Canadian Prime Minister Justin Trudeau has pledged to spend $650 million (£395 million) on sexual and reproductive health programmes over the next three years.
He said the support would focus on sexual education, improving reproductive health services and investing in family planning and contraceptives.
The extra funding represents a doubling of Canada’s current budget for reproductive health programmes.
Mr Trudeau’s renewed support for abortion services represents a significant break with the policy of previous governments.
His predecessor Stephen Harper explicitly refused to include funding for abortion services in his flagship maternal and child health program.
Sandeep Prasad, Executive Director of Action Canada for Sexual Health and Rights, welcomed the government’s decision, but said there was still far more work to do in this policy area.
“Ending the previous government's refusal to fund abortion services abroad was a strong first step, but to truly move forward on this in a sustained and systematic way, we need a Canadian global policy on sexual and reproductive rights,” he said.
However, the announcement has drawn criticism from Canada’s Conservative Party. Interim party leader Rona Ambrose took issue with funding “divisive” access to abortion.
"We’ve always taken the position that this is not just divisive, but illegal, in a lot of the countries that we give aid to," Ms Ambrose said. "Our position was always, let’s stick to things that we know will bring people together and everyone can support, which was the maternal and child health initiative."

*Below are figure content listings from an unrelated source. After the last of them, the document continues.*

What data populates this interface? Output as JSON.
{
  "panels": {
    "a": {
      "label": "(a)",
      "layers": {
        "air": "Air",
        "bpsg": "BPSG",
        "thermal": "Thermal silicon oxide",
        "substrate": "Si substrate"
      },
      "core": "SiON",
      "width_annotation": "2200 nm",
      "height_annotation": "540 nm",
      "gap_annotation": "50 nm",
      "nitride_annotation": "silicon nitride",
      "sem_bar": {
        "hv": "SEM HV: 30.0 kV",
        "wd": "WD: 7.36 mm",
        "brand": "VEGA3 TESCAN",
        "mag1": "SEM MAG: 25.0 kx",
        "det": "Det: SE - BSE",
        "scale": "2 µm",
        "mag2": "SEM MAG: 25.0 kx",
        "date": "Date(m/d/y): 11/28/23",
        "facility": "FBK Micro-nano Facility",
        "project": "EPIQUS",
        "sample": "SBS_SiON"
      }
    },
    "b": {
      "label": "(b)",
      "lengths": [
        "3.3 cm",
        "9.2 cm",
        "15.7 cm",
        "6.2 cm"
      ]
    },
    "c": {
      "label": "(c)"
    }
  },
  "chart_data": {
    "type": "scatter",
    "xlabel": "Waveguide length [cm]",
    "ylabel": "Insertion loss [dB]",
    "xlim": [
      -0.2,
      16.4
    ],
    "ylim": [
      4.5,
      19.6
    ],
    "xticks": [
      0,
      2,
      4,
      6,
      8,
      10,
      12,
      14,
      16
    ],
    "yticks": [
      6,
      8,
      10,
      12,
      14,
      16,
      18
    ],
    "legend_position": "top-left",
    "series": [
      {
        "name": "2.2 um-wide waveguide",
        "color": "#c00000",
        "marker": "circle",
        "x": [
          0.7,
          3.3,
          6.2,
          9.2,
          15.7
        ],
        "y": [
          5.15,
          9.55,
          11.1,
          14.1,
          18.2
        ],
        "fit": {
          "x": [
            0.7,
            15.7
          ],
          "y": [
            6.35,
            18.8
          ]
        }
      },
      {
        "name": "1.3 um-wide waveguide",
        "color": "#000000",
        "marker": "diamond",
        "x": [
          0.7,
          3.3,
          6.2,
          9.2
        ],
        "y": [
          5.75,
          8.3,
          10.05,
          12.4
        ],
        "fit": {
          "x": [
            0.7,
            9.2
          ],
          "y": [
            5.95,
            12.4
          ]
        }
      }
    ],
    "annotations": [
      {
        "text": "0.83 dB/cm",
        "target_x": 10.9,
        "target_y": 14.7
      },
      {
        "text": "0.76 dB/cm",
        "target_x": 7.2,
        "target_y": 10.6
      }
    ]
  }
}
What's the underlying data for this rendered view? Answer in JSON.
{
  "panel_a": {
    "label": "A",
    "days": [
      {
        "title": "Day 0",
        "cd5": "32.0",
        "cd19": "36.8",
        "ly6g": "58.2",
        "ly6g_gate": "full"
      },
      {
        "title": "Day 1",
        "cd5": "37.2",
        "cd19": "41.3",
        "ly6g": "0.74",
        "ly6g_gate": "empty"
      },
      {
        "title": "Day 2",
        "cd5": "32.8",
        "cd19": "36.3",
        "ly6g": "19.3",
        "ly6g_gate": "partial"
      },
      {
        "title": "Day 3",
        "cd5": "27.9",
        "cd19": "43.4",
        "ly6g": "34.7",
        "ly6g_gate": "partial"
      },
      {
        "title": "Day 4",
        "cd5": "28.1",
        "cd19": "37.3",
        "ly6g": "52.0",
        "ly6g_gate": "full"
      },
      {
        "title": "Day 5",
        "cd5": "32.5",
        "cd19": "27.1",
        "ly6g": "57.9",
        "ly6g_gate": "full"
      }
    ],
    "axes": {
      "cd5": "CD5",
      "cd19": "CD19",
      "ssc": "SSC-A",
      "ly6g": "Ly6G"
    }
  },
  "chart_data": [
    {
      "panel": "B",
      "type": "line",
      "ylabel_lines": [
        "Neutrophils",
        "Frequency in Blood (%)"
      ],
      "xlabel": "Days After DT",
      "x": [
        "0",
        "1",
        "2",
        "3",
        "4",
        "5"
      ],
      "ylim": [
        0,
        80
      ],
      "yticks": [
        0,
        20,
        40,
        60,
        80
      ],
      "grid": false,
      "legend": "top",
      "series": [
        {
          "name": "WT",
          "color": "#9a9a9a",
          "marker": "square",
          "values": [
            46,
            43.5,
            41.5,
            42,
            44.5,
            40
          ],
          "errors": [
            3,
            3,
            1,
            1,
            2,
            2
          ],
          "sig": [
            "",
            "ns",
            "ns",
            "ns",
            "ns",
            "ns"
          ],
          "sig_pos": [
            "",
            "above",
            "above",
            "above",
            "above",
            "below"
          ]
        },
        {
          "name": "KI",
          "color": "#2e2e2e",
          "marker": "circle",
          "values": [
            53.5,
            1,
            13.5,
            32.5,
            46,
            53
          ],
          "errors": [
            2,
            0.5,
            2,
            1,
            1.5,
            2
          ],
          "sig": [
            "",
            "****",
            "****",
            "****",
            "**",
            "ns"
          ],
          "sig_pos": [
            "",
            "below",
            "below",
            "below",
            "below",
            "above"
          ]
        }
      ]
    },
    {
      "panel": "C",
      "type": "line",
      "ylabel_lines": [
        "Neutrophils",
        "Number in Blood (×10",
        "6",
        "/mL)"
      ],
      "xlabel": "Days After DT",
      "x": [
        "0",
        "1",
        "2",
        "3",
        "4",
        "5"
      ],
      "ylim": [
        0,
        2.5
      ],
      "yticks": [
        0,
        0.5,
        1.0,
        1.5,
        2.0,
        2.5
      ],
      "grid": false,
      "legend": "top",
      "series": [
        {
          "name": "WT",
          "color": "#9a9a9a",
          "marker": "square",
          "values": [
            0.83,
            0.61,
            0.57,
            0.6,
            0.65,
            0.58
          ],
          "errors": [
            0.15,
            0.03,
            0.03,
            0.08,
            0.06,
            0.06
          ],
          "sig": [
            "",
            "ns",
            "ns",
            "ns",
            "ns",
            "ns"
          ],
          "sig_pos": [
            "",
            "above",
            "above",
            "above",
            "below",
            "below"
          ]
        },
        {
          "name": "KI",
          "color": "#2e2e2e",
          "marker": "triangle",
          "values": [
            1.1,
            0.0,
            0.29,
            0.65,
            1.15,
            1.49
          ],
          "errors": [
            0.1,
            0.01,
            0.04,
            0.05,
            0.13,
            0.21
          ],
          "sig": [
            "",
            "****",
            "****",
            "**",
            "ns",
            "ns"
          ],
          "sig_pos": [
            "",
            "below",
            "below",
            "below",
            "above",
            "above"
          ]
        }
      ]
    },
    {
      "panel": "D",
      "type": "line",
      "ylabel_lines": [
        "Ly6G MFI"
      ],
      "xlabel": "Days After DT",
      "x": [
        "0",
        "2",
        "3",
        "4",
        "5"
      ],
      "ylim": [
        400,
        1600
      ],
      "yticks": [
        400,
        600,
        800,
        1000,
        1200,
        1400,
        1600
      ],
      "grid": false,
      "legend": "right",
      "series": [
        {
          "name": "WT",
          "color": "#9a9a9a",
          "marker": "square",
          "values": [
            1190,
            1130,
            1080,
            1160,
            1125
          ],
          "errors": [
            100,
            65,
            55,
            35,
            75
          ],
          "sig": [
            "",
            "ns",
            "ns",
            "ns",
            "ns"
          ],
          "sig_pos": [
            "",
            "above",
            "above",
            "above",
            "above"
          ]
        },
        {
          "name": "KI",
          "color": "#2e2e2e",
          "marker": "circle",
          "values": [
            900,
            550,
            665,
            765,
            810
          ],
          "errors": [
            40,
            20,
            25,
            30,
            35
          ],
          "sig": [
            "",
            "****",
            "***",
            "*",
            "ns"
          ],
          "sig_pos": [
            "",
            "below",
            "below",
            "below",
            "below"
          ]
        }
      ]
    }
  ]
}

The funding comes at a time when global reproductive health programs face losing hundreds of millions of dollars after President Trump reinstated the “global gag rule” in January.
Also known as the Mexico City Policy, it stipulates that US federal funds cannot be given to foreign Non Government Organisations that perform abortions, provide women with information about other abortion services, or lobby for abortion to be made legal or more available in their country.
International abortion provider Marie Stopes said in a statement that the reinstatement of the gag rule during the President’s first term could lead to 2.7 million unplanned pregnancies and 21,700 maternal deaths.
It is unclear how far the Canadian funding will go to cover the deficit.